Report Shows University’s Impact on Region

    The 2018 Economic and Community Impact Report highlights the many ways in which The University of Scranton contributes to the vitality of the region.
    February 5, 2019

    Student, faculty and staff voluntary service, community-based learning projects imbedded in academic courses, job creation, academic competitions for local students, free concerts and lectures, athletic competitions and investment in campus improvements are among the numerous ways in which The University of Scranton impacts the region. These ways and others are highlighted in the 2018 Economic and Community Impact Report, published in January by the University’s Office of Community and Government Relations.

    According to the report, more than 100 community-based learning classes were conducted at the University during the 2017-2018 academic year alone. The community-related service project components imbedded in academic courses resulted in more than 2,400 students engaging in more than 33,000 hours of service. More than 60 faculty from 16 different academic departments engaged students in these courses in a variety of activities related to their academic study and in collaboration with community partners, which included United Neighborhood Centers of Northeastern Pennsylvania, Allied Services, St. Joseph’s Center, Neighborworks Northeastern Pennsylvania, and Friends of the Poor, among others.

    “As part of its Catholic, Jesuit tradition, The University of Scranton aims to foster a spirit of caring and to help students, faculty and staff members to engage fully in their surroundings through their action and ideas,” said Rev. Scott R. Pilarz, S.J., president of the University, in a message included in the report. “We continue to be committed to working alongside the residents of the City of Scranton, partnering with area businesses, serving in its hospitals, schools and community organizations, and coming together to analyze issues close to home and on a global scale.”

    In addition to the community-based academic learning service projects that are part of a course, student volunteers assisted community agencies and participated in special projects. Service projects included those completed by members of the University’s 85 student clubs which are required to complete at least three service events each academic year. Altogether, more than 3,500 students contributed a total of 170,000 hours of service, much of it in Northeastern Pennsylvania.

    The report also highlighted some of the services provided by the University’s Leahy Clinic for the Uninsured, which served 1,023 patients, dispensed 538 prescriptions, and provided 111 immunizations in 2017.

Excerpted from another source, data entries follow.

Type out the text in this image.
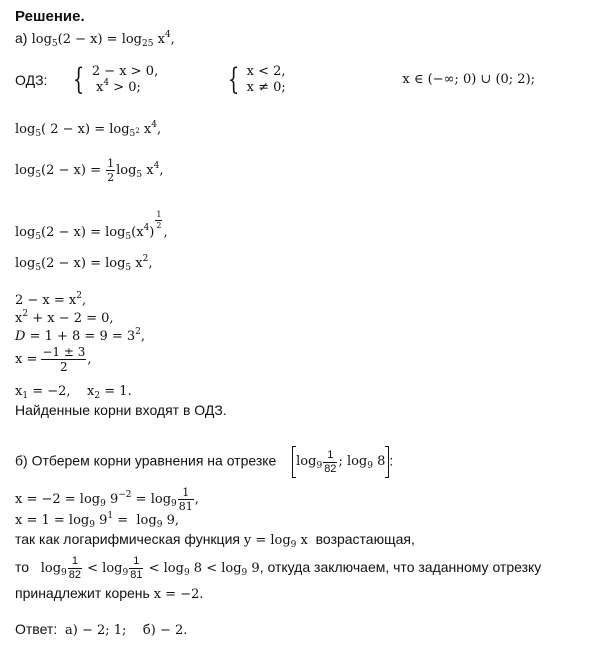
Решение.
а) $\log_5(2 - x) = \log_{25} x^4$,
ОДЗ: { 2 − x > 0,
$x^4 > 0$;	{ x < 2,
x ≠ 0;
x ∈ (−∞; 0) ∪ (0; 2);
$\log_5$( $2 - x) = \log_{5^2} x^4$,
$\log_5(2 - x) = \frac{1}{2} \log_5 x^4$,
$\log_5(2 - x) = \log_5(x^4)$
$\frac{1}{2}$
,
$\log_5(2 - x) = \log_5 x^2$,
$2 - x = x^2$,
$x^2 + x - 2 = 0$,
$D = 1 + 8 = 9 = 3^2$,
$x = \frac{-1 \pm 3}{2}$ ,
$x_1 = -2$,    $x_2 = 1$.
Найденные корни входят в ОДЗ.
б) Отберем корни уравнения на отрезке $\log_9 \frac{1}{82}$ ; $\log_9 8$ :
$x = -2 = \log_9 9^{-2} = \log_9 \frac{1}{81}$ ,
$x = 1 = \log_9 9^1 = \log_9 9$,
так как логарифмическая функция $y = \log_9 x$  возрастающая,
то $\log_9 \frac{1}{82} < \log_9 \frac{1}{81} < \log_9 8 < \log_9 9$, откуда заключаем, что заданному отрезку
принадлежит корень x = −2.
Ответ:  а) − 2; 1;    б) − 2.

    In addition to student volunteer service, 84 percent of staff and 81 percent of faculty at Scranton reported being engaged in community volunteer activities in a recent survey. 

    The report also highlights some of the other ways the University enriches the region, such as offering more than 100 free events annually that are open to the public, including exhibits and artist lectures at the Hope Horn Gallery, Performance Music concerts and masterclasses featuring University students and renowned guest artists, as well as a variety of public lectures and athletic events. In the 2017-2018 academic year, 403 high school students also participated in academic competitions and activities offered at the University and another 360 elementary, middle and high school students were served through after-school and mentoring programs as well as a special Scranton School District Community Partnership program. In addition, the University’s Small Business Development Center provide 908 consulting hours to 139 clients in the City of Scranton in 2017 for a total of more than 12,000 hours in the past 38 years.

    The report showed the University’s overall economic impact on Northeastern Pennsylvania at a total of $319.6 million, according to a study conducted by the Institute for Public Policy and Economic Development in 2018, which is based on data from the 2016-2017 academic year. University’s expenditures in goods and services were $142,282,831 and its total value added was $152,060,712. In addition, operations generated over $24.2 million in federal taxes and over $12.8 million in state and local taxes. This is in addition to the University student spending, which averages $1.2 million off-campus spending each month, according to a 2017 survey of students.

    Although the University meets or exceeds all of requirements for tax exemption in the Commonwealth of Pennsylvania, the University has been the most consistent nonprofit in the City to provide an unrestricted, voluntary contribution to the City. In 2017, the University increased and targeted its annual contribution to $200,000 to the City of Scranton, with $150,000 aimed at downtown revitalization efforts by Scranton Tomorrow and $50,000 targeted for public safety. Since 1983, the University’s contribution to the City has totaled more than $3.6 million and over $1.5 million to Lackawanna County.

    The report also noted that the University pays property tax in cases where the property has not yet been converted to educational use. In the 2017-2018 academic year, the University paid property taxes totaling $300,396 to the City of Scranton, Scranton School District, Lackawanna County and other municipalities. In addition, the University’s business partners (e.g. ARAMARK and Follett) pay various taxes, including a $30,065.21 mercantile tax paid to the City & School District.

    The University’s 2018 Economic and Community Impact Report can be seen on the Community Relations webpage.